ABSTRACT

From the earliest days of cinema, there has been a close relationship between cinema and theatre. True, there was a tendency from the beginning to regard cinema as, par excellence, a realist medium. Lumière's short films of, say, a train entering the station at La Ciotat startled audiences into recognising the then unique power of cinema, which surpassed theatre in its ability not merely to represent but to record, and which surpassed photography by the addition of time, space and movement. Yet, at the same time as Lumière was photographing apparently unstaged events, another Frenchman, Méliès, saw cinema's potential as that of augmenting the marvels of theatre, or more particularly of the music hall. His aim was to outstrip the music-hall conjuror with the trompe-l'oeil trickery opened up by such cinematic techniques as editing. Rather than photographing everyday events, he would film his actors on such then fantastic exploits as a trip by rocket to the moon. Film studies, thanks to André Bazin, however, are inclined to question whether the seeming dichotomy between these kinds of cinema is valid. In Bazin's view, there is an essential realism in the medium of cinema which is as important in audience reception of the fantasy film as of the documentary. While Bazin's conception of cinema's essence has been repeatedly attacked by semioticians, for example, his questioning of the traditional Lumière/Méliès dichotomy remains valuable. If Méliès should be identified with what might loosely be termed a theatrical tendency in cinema, even Bazin's essentialism does not prevent the accommodation of both the theatrical and documentary tendencies under the heading of ‘true’ (for Bazin, realist) cinema.

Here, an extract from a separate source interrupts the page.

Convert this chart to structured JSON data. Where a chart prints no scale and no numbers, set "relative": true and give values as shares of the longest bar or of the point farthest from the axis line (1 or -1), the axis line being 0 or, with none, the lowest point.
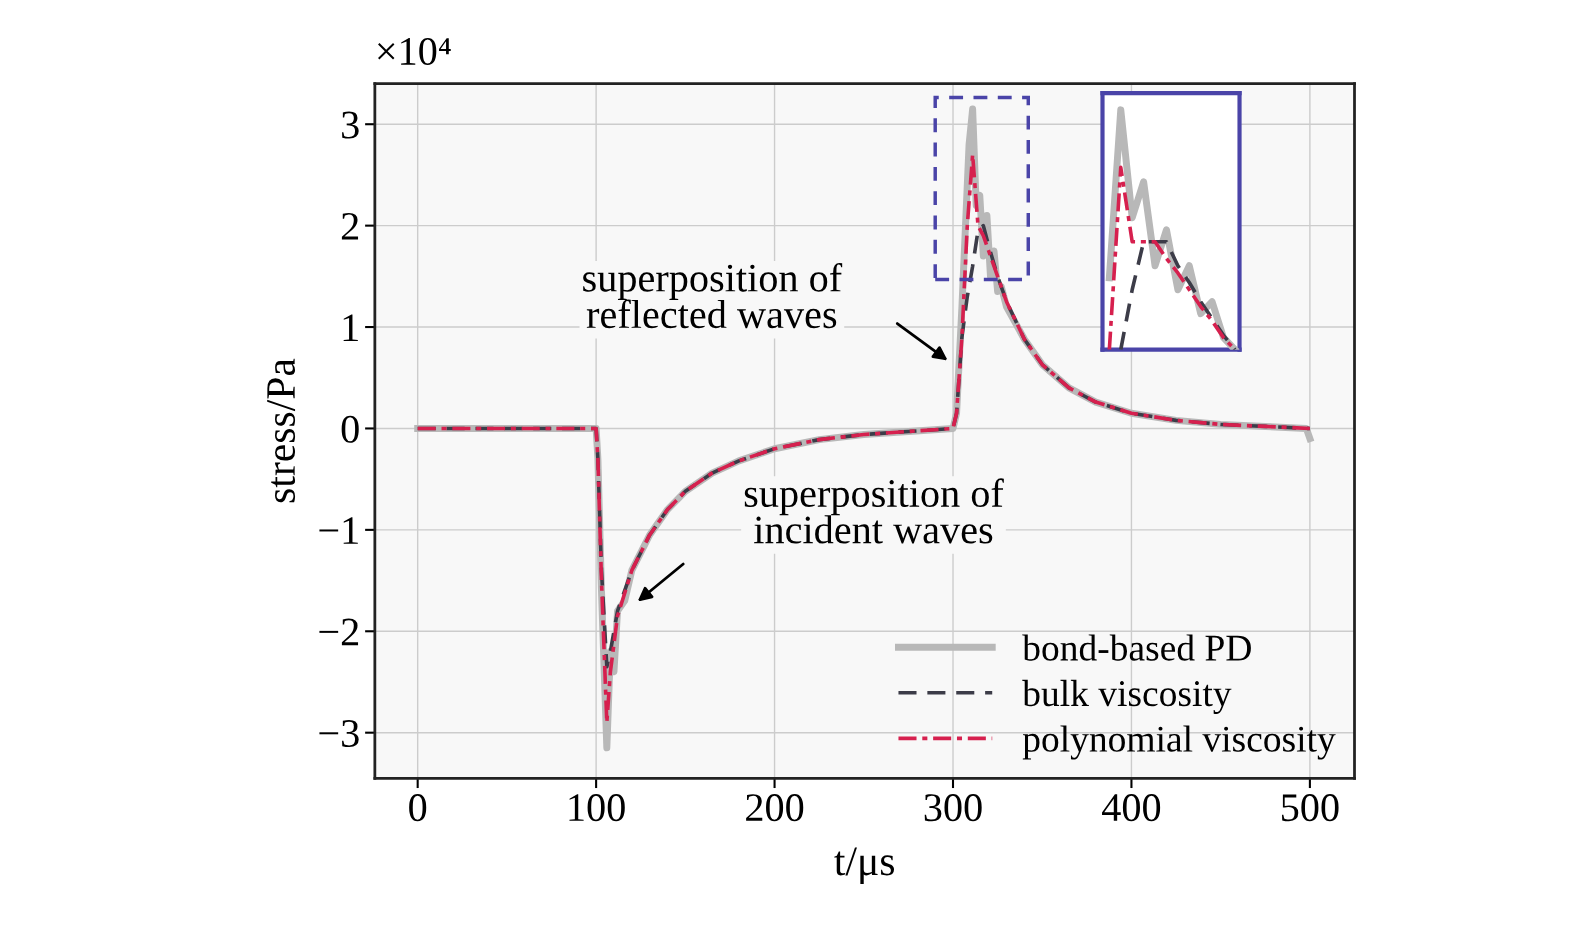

Moreover, it has been argued by Vardac 1 , for example, that nineteenth-century drama and staging were marked by a striving towards a union of romanticism and realism, by which the glamorous or spectacular-ideas of playwrights were to be rendered credible in performance. If this is so, cinema in its beginnings can be discerned as the fulfilment and extension of romantic — realist stage practice. Not only need there be no unbridgeable gulf between theatre and cinema, but Méliès' sort of cinema is thus born from the dreams and needs of dramatists and stage directors.